Wednesday, February 08, 2012

Make a joyous, high-pitched, warbling sound: ululation!

Ululation is a long, wavering, high-pitched vocal sound resembling a howl with a trilling quality. It is produced by emitting a high pitched loud voice accompanied with a rapid movement of the tongue and the uvula, says Wikipedia.[1]

The term ululation is an onomatopoeic word derived from Latin.

Ululation is found in some singing techniques and ritual situations.
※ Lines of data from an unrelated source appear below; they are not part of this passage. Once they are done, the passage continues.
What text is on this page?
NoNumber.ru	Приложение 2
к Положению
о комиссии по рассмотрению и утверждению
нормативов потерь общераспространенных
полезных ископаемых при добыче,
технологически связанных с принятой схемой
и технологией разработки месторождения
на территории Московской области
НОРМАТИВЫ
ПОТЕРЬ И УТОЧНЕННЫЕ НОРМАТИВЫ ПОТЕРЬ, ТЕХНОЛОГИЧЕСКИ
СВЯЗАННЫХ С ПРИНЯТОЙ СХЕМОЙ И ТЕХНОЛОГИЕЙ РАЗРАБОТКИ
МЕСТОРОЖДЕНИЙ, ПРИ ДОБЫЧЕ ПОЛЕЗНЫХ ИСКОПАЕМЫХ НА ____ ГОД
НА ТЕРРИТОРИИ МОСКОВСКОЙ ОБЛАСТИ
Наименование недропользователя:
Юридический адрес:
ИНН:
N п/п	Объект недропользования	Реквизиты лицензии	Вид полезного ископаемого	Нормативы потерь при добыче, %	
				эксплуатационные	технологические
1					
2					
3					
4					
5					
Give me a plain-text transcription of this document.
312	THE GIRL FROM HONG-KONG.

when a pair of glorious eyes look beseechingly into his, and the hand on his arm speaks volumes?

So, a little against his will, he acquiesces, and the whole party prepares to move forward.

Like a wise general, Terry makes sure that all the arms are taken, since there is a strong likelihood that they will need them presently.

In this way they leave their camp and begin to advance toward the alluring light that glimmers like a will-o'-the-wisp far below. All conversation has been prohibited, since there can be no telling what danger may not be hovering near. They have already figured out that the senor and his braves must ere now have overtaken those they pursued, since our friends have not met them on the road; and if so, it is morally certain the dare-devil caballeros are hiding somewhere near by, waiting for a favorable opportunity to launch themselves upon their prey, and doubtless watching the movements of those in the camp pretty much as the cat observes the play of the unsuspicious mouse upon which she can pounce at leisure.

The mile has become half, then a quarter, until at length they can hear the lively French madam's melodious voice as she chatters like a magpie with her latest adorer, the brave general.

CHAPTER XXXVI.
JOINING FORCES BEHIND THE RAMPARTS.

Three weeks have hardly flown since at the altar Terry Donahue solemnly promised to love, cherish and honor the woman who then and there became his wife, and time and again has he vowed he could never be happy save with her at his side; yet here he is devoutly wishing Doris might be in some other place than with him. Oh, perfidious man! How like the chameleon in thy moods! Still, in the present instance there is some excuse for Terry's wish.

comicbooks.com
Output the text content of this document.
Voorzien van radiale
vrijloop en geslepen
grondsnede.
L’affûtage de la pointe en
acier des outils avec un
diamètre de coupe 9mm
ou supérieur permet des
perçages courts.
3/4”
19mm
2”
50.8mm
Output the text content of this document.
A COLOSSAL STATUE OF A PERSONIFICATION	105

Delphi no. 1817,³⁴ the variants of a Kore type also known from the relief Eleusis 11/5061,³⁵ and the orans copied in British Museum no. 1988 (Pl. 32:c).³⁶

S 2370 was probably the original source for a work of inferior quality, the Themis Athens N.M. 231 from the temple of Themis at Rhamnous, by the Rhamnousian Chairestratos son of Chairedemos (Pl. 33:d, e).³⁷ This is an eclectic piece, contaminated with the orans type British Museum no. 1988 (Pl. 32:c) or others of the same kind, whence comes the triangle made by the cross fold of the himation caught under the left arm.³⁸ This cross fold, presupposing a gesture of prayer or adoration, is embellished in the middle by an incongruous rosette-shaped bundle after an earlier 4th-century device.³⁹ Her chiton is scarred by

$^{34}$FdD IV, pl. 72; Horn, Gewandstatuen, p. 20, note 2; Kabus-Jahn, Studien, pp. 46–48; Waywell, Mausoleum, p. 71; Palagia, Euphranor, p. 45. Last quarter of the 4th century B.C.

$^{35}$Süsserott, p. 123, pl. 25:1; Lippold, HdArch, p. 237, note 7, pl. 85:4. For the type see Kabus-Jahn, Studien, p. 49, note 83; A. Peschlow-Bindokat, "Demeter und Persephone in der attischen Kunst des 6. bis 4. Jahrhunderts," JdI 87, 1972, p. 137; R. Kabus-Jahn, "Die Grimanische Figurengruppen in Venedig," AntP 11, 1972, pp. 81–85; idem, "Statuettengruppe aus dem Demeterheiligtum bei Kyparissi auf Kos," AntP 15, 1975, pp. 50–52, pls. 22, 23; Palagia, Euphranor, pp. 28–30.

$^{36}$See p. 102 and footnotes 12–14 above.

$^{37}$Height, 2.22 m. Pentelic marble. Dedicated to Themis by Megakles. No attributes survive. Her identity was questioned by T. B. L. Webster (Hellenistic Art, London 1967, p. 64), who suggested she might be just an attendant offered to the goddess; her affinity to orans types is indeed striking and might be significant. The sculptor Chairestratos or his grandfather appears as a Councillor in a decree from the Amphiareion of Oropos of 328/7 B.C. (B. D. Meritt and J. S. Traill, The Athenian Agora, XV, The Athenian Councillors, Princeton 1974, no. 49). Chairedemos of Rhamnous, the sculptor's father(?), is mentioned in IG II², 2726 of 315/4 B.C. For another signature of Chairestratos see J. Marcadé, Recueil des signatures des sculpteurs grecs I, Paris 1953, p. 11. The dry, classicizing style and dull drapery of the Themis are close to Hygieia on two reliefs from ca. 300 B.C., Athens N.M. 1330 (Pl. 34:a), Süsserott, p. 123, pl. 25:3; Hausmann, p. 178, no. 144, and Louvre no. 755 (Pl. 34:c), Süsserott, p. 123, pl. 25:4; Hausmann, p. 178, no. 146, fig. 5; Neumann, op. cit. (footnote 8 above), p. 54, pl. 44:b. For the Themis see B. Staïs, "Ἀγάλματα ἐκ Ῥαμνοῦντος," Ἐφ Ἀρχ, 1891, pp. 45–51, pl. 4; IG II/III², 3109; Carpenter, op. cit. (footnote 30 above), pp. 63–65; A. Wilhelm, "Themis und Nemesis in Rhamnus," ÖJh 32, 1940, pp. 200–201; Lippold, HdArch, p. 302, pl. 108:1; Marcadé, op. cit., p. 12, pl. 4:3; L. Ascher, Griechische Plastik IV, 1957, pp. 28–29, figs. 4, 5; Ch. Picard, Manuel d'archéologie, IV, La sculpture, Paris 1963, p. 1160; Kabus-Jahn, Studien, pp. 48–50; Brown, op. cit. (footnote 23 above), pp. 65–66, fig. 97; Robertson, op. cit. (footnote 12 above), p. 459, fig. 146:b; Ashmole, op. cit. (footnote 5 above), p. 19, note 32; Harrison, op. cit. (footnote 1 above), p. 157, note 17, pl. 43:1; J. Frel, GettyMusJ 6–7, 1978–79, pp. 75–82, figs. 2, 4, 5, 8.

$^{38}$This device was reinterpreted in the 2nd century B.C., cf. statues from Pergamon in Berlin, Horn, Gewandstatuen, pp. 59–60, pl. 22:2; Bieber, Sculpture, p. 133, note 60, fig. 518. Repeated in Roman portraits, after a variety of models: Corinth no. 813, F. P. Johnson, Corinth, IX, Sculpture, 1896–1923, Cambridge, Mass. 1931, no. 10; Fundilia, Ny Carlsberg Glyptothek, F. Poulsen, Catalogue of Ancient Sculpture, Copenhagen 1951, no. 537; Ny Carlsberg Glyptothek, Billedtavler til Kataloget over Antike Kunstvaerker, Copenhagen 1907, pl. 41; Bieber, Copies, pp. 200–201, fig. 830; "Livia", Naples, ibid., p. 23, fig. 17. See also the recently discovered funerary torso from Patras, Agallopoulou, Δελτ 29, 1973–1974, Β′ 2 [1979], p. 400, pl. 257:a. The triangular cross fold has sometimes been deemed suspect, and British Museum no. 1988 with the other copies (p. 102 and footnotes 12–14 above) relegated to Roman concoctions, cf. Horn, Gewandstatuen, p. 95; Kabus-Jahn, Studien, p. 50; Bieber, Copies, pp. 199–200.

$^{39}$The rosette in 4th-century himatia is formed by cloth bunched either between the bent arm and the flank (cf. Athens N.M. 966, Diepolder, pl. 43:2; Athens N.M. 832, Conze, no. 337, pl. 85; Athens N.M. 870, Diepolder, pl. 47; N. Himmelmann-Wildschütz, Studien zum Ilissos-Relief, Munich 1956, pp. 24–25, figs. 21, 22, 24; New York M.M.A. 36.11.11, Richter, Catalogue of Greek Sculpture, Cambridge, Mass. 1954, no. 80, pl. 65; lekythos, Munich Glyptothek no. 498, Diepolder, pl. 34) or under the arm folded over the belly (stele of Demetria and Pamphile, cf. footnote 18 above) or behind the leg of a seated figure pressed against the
In Arab countries ululation is commonly used by women to express celebration, especially at weddings.

Ululation is commonly practiced by Jewish women of Mediterranean communities originating in North Africa, the Middle East as well as in Ethiopia, and central and south Asia at all joyous occasions such as at a hachnasat sefer Torah (the dedication of a Torah scroll, circumcisions,[3] communal celebrations, weddings,[4][5] bar miswa[6] celebrations, and most of all at henna celebrations.[7]

Ululation is also widely practiced in southern and eastern parts of India.

In Ancient Egypt, reference to ululation appears on the inscription of the pyramid texts of Unas, on the West Wall of the Corridor (section XIII),[12] and of Pepi I, in the Spells for Entering the Akhet.[13] In ancient Greece ululation or ololuge was normally used as a joyful expression[14] to celebrate good news[15] or when an animal's throat is cut during sacrifice.[16] However, in Aeschylus' Agamemnon, along with being an expression of joy, it is also used for fury,[15] and in Sophocles' Electra it is employed as an expression of grief.[14]